Emir, classe 1975, ha solo 17 anni quando la guerra impazza per le strade di Srebrenica. È ancora un ragazzo quando inizia a patire la fame, ché Srebrenica è ormai un’enclave assediata dalle milizie serbe di Bosnia, dove l’unico sale che si riesce a reperire per cucinare è quello secco e sporco utilizzato per pulire le strade dal ghiaccio in inverno e la gente è affetta dal gozzo. È ancora un ragazzo e già sa che cosa significhino il freddo e la miseria.

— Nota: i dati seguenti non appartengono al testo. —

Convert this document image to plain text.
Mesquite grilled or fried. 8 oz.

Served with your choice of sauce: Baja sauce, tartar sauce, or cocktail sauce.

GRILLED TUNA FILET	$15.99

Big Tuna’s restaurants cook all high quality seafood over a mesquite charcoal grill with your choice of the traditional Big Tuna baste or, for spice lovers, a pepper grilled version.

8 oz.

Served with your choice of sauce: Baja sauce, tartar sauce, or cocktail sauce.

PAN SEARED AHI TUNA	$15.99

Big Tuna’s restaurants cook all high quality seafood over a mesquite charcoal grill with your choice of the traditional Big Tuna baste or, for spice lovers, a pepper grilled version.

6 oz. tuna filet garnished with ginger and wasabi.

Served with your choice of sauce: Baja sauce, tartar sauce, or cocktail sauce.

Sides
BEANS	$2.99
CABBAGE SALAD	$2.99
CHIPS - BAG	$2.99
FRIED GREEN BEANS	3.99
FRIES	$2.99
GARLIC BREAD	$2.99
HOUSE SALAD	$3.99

È un ragazzo e ha paura, una gran paura,  lui che vorrebbe solo vivere, come le 56 persone tra cui molti bambini, che il 12 aprile 1993 vennero freddati durante un torneo di calcio dall’artiglieria serba.

Reclutato fin da subito come interprete per l’ONU, si trova a ricoprire un ruolo privilegiato rispetto al resto della popolazione, beneficio di cui però si ostina a non voler usufruire, cosicché, quando gli verrà data la possibilità di essere evacuato assieme ad un convoglio di feriti, non esiterà a cedere il suo lasciapassare ad un altro uomo; ed è grazie alla sua testardaggine ed al suo coraggio che si devono le uniche comunicazioni radio uscite da Srebrenica poco prima della disfatta.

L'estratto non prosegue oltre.